When his eyesight dissolved into a swirling cloud, the cloying scent evoked his wife, Kala, who joked that Shaul's cooking was so good he made himself hungry, and couldn't finish it without snitching morsels from the pot. In truth, Shaul, Kala, and Elessa would in turns be drawn to the stove to pick at the cooking meal. Now Shaul had really made himself hungry. When his eyes cleared, he was on the ground, prone and immobile like a pig on a serving plate, and steam and smoke streamed from the half-cooked wound in his chest.

Ilmar stooped over him, and even the wizard's ruined eye beamed through the blood. "Smells good enough to eat," he said and laughed loud and overlong. "While I've been saving my figure for that special someone, there's little reason for the king of the world to hold out."


"What's that, old man?"

"Eat me, you old buzzard, don't write an opera about it." While the old man was scared to die, one doesn't smell oneself cooked by lightning and not see death coming. He hated the wizard's power over him, and wanted it to end. "You already took a half year by sorcery. Have the decency not to take a full year with your monologue."
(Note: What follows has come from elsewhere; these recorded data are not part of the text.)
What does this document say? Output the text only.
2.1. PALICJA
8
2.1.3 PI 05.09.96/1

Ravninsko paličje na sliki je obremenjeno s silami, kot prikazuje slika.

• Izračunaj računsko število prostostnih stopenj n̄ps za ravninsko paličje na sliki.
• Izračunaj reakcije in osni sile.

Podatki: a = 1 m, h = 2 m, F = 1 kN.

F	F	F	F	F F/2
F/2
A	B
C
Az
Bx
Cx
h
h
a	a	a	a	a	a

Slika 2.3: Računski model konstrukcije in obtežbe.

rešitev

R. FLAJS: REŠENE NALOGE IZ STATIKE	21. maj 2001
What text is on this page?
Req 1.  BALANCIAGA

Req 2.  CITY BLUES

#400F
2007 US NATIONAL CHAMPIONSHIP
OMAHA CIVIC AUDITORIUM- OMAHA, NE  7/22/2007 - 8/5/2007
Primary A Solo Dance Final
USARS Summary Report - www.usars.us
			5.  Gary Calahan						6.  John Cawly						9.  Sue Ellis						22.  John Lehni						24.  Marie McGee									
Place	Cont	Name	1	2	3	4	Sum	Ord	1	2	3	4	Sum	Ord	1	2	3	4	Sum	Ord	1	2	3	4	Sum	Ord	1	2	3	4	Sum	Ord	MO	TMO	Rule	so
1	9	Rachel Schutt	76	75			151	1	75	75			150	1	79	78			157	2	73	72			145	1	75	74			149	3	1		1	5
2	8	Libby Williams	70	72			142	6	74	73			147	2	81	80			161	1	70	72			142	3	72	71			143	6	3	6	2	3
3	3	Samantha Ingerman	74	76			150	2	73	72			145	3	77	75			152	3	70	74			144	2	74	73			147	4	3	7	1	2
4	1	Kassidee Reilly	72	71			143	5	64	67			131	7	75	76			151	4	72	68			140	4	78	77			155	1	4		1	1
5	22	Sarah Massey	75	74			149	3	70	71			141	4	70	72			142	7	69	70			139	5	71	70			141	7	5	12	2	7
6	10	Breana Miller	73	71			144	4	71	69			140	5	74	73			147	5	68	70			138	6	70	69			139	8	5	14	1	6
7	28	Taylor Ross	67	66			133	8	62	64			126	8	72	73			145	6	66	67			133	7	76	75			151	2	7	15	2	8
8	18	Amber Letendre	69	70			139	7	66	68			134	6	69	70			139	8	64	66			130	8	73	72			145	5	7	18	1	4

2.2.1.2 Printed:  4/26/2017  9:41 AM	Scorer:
"No, old man," cackled the wizard, "that's dreadfully inefficient. Why murder you with a monologue when I can murder you with murder? While I wanted to slip into a griffin's skin and eat you alive, it's crueler to leave you guessing."

A bitter rebuttal was already on the old farmer's lips when Ilmar unleashed lightning. Though Shaul was numbed by the first stroke, then blackened by the continuing surge, Ilmar kept it going until fire spread to the tender grasses that clung to the cracked farmhouse foundation.

When Ilmar uttered the three arcane syllables that lengthened his torso, legs, and neck, sprouted gray and white wings, gloved his hands in claws, and masked his mouth with a bony yellow beak, the pinpricks of his human desires were swallowed in a pit of monstrous hunger. Facing his dark cloud island and arching his wings, his nostrils twitched mid-crouch, and he turned to the body.